Matata prossegue: “Os polícias usaram uns porretes de metal, tábuas e cabos de electricidade, e batiam-nos em todo o corpo. O [Flávio] Carizo estava muito inflamado com a tortura.”

Nesse mesmo dia, “a esposa do meu filho [Sara] viu-o a ser transportado para uma viatura às costas de um polícia. Ela aproximou-se, mas os outros polícias não permitiram que ela visse mais, pediram-lhe um pano para tapá-lo, dizendo que estava cheio de febres. O meu neto, de três anos, viu o pai e pôs-se logo a chorar aos gritos”, explica o pai de Flávio, Agostinho Carizo. Levaram-no para o Hospital Municipal de Cacuaco, onde fez um raio-x, levou uma injecção e foi devolvido à cela.

No dia 18 de Julho, e conforme o seu testemunho, Deolinda Coelho pediu aos oficiais da 39.ª Esquadra que evacuassem o seu irmão para o hospital, devido ao seu estado de saúde alarmante. “Os polícias disseram-me que o caso era da responsabilidade do Serviço de Investigação Criminal [cujos operacionais se encontravam ausentes] e que nada podiam fazer. Era preso do SIC.” A irmã foi ao piquete do SIC no Comando da Divisão de Cacuaco para solicitar a intervenção deste órgão mas, como diz, “o oficial de serviço começou a dar-me voltas até o meu irmão morrer.”
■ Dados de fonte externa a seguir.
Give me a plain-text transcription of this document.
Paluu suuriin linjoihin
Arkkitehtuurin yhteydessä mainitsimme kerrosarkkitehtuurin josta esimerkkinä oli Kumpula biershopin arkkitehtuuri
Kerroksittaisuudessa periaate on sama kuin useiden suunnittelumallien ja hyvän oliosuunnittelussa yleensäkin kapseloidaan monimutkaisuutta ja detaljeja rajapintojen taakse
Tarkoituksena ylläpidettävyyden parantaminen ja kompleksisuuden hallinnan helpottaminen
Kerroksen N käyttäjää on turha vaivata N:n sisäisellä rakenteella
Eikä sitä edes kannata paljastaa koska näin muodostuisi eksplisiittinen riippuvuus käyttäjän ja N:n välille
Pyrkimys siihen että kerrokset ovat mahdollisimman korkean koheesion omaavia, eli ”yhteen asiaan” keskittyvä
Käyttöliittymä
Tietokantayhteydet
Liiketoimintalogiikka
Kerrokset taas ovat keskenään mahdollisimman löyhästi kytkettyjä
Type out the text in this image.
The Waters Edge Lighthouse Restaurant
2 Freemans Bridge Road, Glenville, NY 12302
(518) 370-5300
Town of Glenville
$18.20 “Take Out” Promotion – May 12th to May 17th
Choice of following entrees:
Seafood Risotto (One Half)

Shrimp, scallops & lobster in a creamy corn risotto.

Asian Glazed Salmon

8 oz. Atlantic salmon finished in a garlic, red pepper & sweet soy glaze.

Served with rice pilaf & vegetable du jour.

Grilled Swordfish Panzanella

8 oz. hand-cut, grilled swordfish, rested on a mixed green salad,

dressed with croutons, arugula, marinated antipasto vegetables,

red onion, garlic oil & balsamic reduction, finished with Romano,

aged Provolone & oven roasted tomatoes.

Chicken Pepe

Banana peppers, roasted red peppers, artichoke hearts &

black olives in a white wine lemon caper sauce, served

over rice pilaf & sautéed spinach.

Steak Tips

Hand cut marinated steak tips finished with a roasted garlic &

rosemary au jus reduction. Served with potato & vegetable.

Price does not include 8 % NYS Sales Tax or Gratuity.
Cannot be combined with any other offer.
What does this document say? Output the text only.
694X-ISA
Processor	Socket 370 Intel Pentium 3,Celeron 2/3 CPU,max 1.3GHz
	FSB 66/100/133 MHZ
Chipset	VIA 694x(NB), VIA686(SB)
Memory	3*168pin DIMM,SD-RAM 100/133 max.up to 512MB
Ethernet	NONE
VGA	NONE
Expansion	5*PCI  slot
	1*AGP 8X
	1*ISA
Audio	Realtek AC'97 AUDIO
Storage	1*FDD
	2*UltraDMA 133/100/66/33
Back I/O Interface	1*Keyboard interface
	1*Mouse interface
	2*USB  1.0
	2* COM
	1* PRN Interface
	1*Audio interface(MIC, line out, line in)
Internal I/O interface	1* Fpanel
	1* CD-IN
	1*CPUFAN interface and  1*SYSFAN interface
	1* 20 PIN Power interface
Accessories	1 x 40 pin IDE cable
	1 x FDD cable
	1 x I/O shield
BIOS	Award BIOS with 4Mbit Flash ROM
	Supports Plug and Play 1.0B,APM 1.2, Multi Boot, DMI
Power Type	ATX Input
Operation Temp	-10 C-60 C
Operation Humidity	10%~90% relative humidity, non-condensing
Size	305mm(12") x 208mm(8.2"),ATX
Pouco depois das 6h00 do dia 19 de Julho, os investigadores voltaram à rotina de retirar os detidos da cela para mais uma sessão de tortura. “Voltaram a pôr-nos na cela e o Flávio acabou por morrer nos meus braços”, confirma Bernardo Correia Gaspar Matata.

Matata diz que todos os detidos que se encontravam na cela gritaram e pediram que o corpo fosse removido, mas sem sucesso. Só por volta do meio-dia “vieram tirá-lo da cela. Já estava morto desde quase às 7h00. Estava morto no meu colo”.

“Conheço os que torturaram o Carizo até à morte. É o chefe Chagas, da Investigação Criminal, da Esquadra do Cauelele, o Peixe e o Saidy. Também reconheço o carcereiro que os ajudou a torturar-nos.”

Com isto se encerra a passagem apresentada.